Evaluate the triple integral ∫∫∫_b xyz² dv, where b is the rectangular box.

B= {(x,y,z)∣0≤x≤1,−1≤y≤7,0≤z≤4} integrating first with respect to y, then z, and then x.

Answer 1

The volume under the graph of the function xyz² within the specified rectangular box is obtained by performing a triple integral, integrating first regarding y, then z, and finally x.

Step-by-step explanation:

To evaluate the triple integral ∫∫∫_b xyz² dv where b is the rectangular box B= 0≤x≤1, −1≤y≤7, 0≤z≤4, we integrate first with respect to y, then z, and then x.
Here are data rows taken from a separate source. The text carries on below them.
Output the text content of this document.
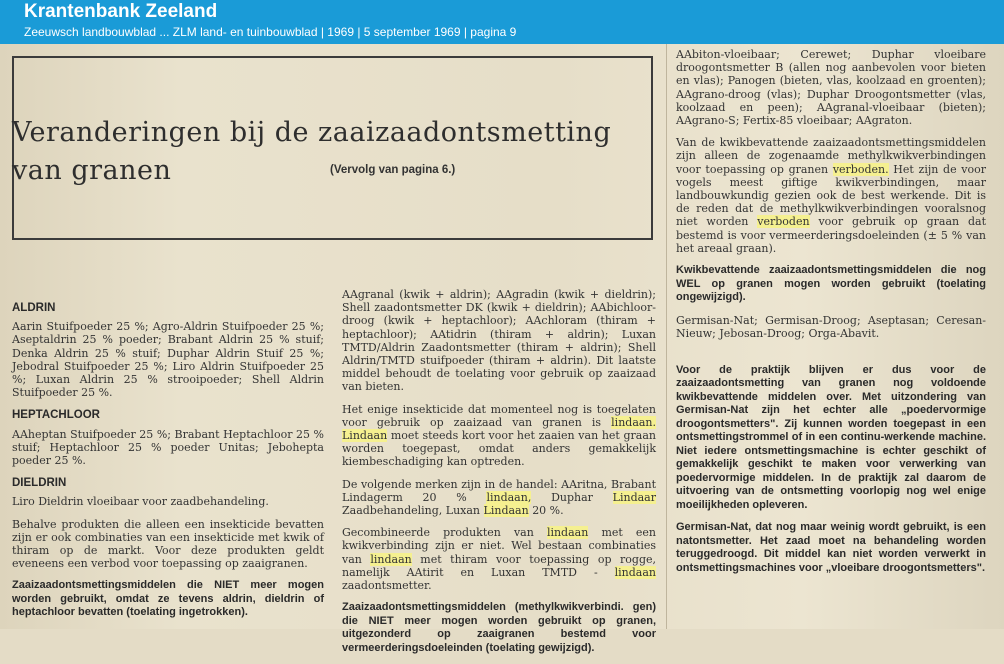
Krantenbank Zeeland
Zeeuwsch landbouwblad ... ZLM land- en tuinbouwblad | 1969 | 5 september 1969 | pagina 9
Veranderingen bij de zaaizaadontsmetting
van granen	(Vervolg van pagina 6.)
ALDRIN

Aarin Stuifpoeder 25 %; Agro-Aldrin Stuifpoeder 25 %; Aseptaldrin 25 % poeder; Brabant Aldrin 25 % stuif; Denka Aldrin 25 % stuif; Duphar Aldrin Stuif 25 %; Jebodral Stuifpoeder 25 %; Liro Aldrin Stuifpoeder 25 %; Luxan Aldrin 25 % strooipoeder; Shell Aldrin Stuifpoeder 25 %.

HEPTACHLOOR

AAheptan Stuifpoeder 25 %; Brabant Heptachloor 25 % stuif; Heptachloor 25 % poeder Unitas; Jebohepta poeder 25 %.

DIELDRIN

Liro Dieldrin vloeibaar voor zaadbehandeling.

Behalve produkten die alleen een insekticide bevatten zijn er ook combinaties van een insekticide met kwik of thiram op de markt. Voor deze produkten geldt eveneens een verbod voor toepassing op zaaigranen.

Zaaizaadontsmettingsmiddelen die NIET meer mogen worden gebruikt, omdat ze tevens aldrin, dieldrin of heptachloor bevatten (toelating ingetrokken).

AAgranal (kwik + aldrin); AAgradin (kwik + dieldrin); Shell zaadontsmetter DK (kwik + dieldrin); AAbichloor-droog (kwik + heptachloor); AAchloram (thiram + heptachloor); AAtidrin (thiram + aldrin); Luxan TMTD/Aldrin Zaadontsmetter (thiram + aldrin); Shell Aldrin/TMTD stuifpoeder (thiram + aldrin). Dit laatste middel behoudt de toelating voor gebruik op zaaizaad van bieten.

Het enige insekticide dat momenteel nog is toegelaten voor gebruik op zaaizaad van granen is lindaan. Lindaan moet steeds kort voor het zaaien van het graan worden toegepast, omdat anders gemakkelijk kiembeschadiging kan optreden.

De volgende merken zijn in de handel: AAritna, Brabant Lindagerm 20 % lindaan, Duphar Lindaar Zaadbehandeling, Luxan Lindaan 20 %.

Gecombineerde produkten van lindaan met een kwikverbinding zijn er niet. Wel bestaan combinaties van lindaan met thiram voor toepassing op rogge, namelijk AAtirit en Luxan TMTD - lindaan zaadontsmetter.

Zaaizaadontsmettingsmiddelen (methylkwikverbindi. gen) die NIET meer mogen worden gebruikt op granen, uitgezonderd op zaaigranen bestemd voor vermeerderingsdoeleinden (toelating gewijzigd).

AAbiton-vloeibaar; Cerewet; Duphar vloeibare droogontsmetter B (allen nog aanbevolen voor bieten en vlas); Panogen (bieten, vlas, koolzaad en groenten); AAgrano-droog (vlas); Duphar Droogontsmetter (vlas, koolzaad en peen); AAgranal-vloeibaar (bieten); AAgrano-S; Fertix-85 vloeibaar; AAgraton.

Van de kwikbevattende zaaizaadontsmettingsmiddelen zijn alleen de zogenaamde methylkwikverbindingen voor toepassing op granen verboden. Het zijn de voor vogels meest giftige kwikverbindingen, maar landbouwkundig gezien ook de best werkende. Dit is de reden dat de methylkwikverbindingen vooralsnog niet worden verboden voor gebruik op graan dat bestemd is voor vermeerderingsdoeleinden (± 5 % van het areaal graan).

Kwikbevattende zaaizaadontsmettingsmiddelen die nog WEL op granen mogen worden gebruikt (toelating ongewijzigd).

Germisan-Nat; Germisan-Droog; Aseptasan; Ceresan-Nieuw; Jebosan-Droog; Orga-Abavit.

Voor de praktijk blijven er dus voor de zaaizaadontsmetting van granen nog voldoende kwikbevattende middelen over. Met uitzondering van Germisan-Nat zijn het echter alle „poedervormige droogontsmetters". Zij kunnen worden toegepast in een ontsmettingstrommel of in een continu-werkende machine. Niet iedere ontsmettingsmachine is echter geschikt of gemakkelijk geschikt te maken voor verwerking van poedervormige middelen. In de praktijk zal daarom de uitvoering van de ontsmetting voorlopig nog wel enige moeilijkheden opleveren.

Germisan-Nat, dat nog maar weinig wordt gebruikt, is een natontsmetter. Het zaad moet na behandeling worden teruggedroogd. Dit middel kan niet worden verwerkt in ontsmettingsmachines voor „vloeibare droogontsmetters".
Since the limits of integration are constants, we can separate the integral into the product of three definite integrals:

∫∫∫_b xyz² dv = ∫x dx ∫∫ yz² dy dz

The integration proceeds as follows:

1. Integrate with respect to y from −1 to 7, which will result in a function of x and z that includes a polynomial in z.
2. Then integrate this result with respect to z from 0 to 4, obtaining a polynomial in x.
3. Finally, integrate the resulting function with respect to x from 0 to 1.

This process will yield the numerical value of the integral, representing the volume under the graph of the function xyz² within the rectangular box B.